Il niente
Cuor di fagotto
Filo sul niente. ti auguro di averne
Voglio avere il diritto di non fare niente, voglio avere il diritto di essere niente. Voglio dire non so niente. Non faccio niente. Non voglio niente. Non studio niente. Non lavoro niente. Non penso a niente.
Ai bambini vorrei regalare un fagottino di sorrisi e niente. Che ci facessero amicizia e se ne prendessero cura, del fagotto di niente. E se lo portassero dietro tutta la vita. Prezioso, quel niente.
In un mondo pretenzioso che frulla, ricalca ed ostenta, che chiede e ci richiede, chissà poi, cos’è che si richiede, mentre passa sopra tutto, sulle dita, sulle anime ed i corpi, denigrando quel che sbava, quel che sbaffa, quel resta indietro, ma rispetto a che? ma cosa? chi? te? la linea immaginaria di una gara, non la tua, poco rispettosa, tumefatta ed altezzosa su chi è meno, efficienza, richiesta, perfezione, allineamento, precoce sfruttamento, vomito e ripieno, sulla linea preventiva e previdente del così che si dev’essere sui tempi e sulle scelte, sugli occhi e sulle ore, sui dubbi, le lacrime e i sorrisi, le aspettative, i silenzi, le attese frettolose, non c’è tempo, resto indietro, paragone, della gente.
Regalerei, nelle scuole, un’ora di niente.
Dove stare, a non fare, proprio niente. Dove essere, quel che vuoi, cane, dromedario, filosofo, avvocato, tubo di grondaia, maniglia del portone, un aggettivo. Un sellino. Un tramonto, o niente. Semplicemente niente.
A carnevale farei il vestito del niente.
Le fabbriche del niente, il lavoro, del niente. Una spiaggia di niente. Un mare di niente. Il mercato del niente.
Un giorno all’anno in cui non si fa niente. Il 3 di dicembre. Niente.
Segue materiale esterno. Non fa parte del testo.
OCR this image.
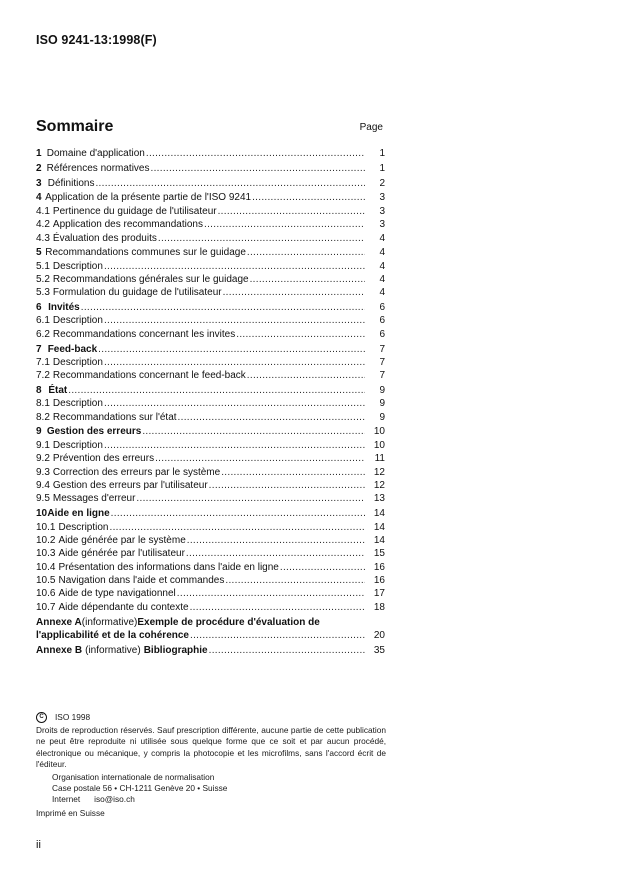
ISO 9241-13:1998(F)
Sommaire	Page
1 Domaine d'application .....	1
2 Références normatives .....	1
3 Définitions .....	2
4 Application de la présente partie de l'ISO 9241 .....	3
4.1 Pertinence du guidage de l'utilisateur .....	3
4.2 Application des recommandations .....	3
4.3 Évaluation des produits .....	4
5 Recommandations communes sur le guidage .....	4
5.1 Description .....	4
5.2 Recommandations générales sur le guidage .....	4
5.3 Formulation du guidage de l'utilisateur .....	4
6 Invités .....	6
6.1 Description .....	6
6.2 Recommandations concernant les invites .....	6
7 Feed-back .....	7
7.1 Description .....	7
7.2 Recommandations concernant le feed-back .....	7
8 État .....	9
8.1 Description .....	9
8.2 Recommandations sur l'état .....	9
9 Gestion des erreurs .....	10
9.1 Description .....	10
9.2 Prévention des erreurs .....	11
9.3 Correction des erreurs par le système .....	12
9.4 Gestion des erreurs par l'utilisateur .....	12
9.5 Messages d'erreur .....	13
10 Aide en ligne .....	14
10.1 Description .....	14
10.2 Aide générée par le système .....	14
10.3 Aide générée par l'utilisateur .....	15
10.4 Présentation des informations dans l'aide en ligne .....	16
10.5 Navigation dans l'aide et commandes .....	16
10.6 Aide de type navigationnel .....	17
10.7 Aide dépendante du contexte .....	18
Annexe A (informative) Exemple de procédure d'évaluation de
l'applicabilité et de la cohérence .....	20
Annexe B (informative) Bibliographie .....	35
C	ISO 1998
Droits de reproduction réservés. Sauf prescription différente, aucune partie de cette publication ne peut être reproduite ni utilisée sous quelque forme que ce soit et par aucun procédé, électronique ou mécanique, y compris la photocopie et les microfilms, sans l'accord écrit de l'éditeur.
Organisation internationale de normalisation
Case postale 56 • CH-1211 Genève 20 • Suisse
Internet iso@iso.ch
Imprimé en Suisse
ii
Investirei, dall’asilo fin da grandi, sull’ora riservata al niente. E un master, sul niente. Impartirei lezioni, e insegnerei l’arte del niente, dove nessuno si permetterebbe di giudicare, o si sentirebbe in colpa. Di rispondere niente. Non faccio niente. Lasciatemi in pace nel mio niente. E tu non giudicare se hai fatto quelle scelte. Io sono così e voglio egual rispetto che hai davanti a lei, a quel tailleur Chanel, a lui che è imprenditore, al laureato in legge.
Io, niente.
È difficile sapete, la materia del niente.
A non fare, la gente si perde. Non sa come restare, galleggiare o sprofondare, parlare, respirare. Cos’è il niente?
Com’è facile riempire. Aggiungere e coprire.
Saturare, farcire, rimpinzare. Impazzire. Com’è facile fare. Spostare, andare, tornare, pretendere, ammaestrare. Coprire, trasferire, traslocare. Com’è facile aumentare. Accrescere, sommare, tenere, occultare, collimare. Niente.
Prova a pensare al niente.
Difficile sapete.
Solo una persona riusciva a pensare a niente, la mia migliore amica. La mia unica sorella di follia.
Ma lei non era per questa fragile terra, era fatta di burro, ricci paglia e occhi verdi stella. E il cielo l’ha pretesa indietro molto presto a sé. E ora so perché. Perché lei sapeva che cos’era il niente e ce lo manda a noi sottoforma di silenzio, ovattato, nella neve.
Se conosci il niente, hai tutto quel che serve.
Ti auguro niente. Il silenzio delle stelle. Quello che vuoi tu e un piccolo fagotto, dentro un po’ di noia, di vuoto, un uovo e tre stelle, in un mondo di tutto, ti lascio un respiro, una preghiera, bacio e una matita. Un poco del valore del mio niente.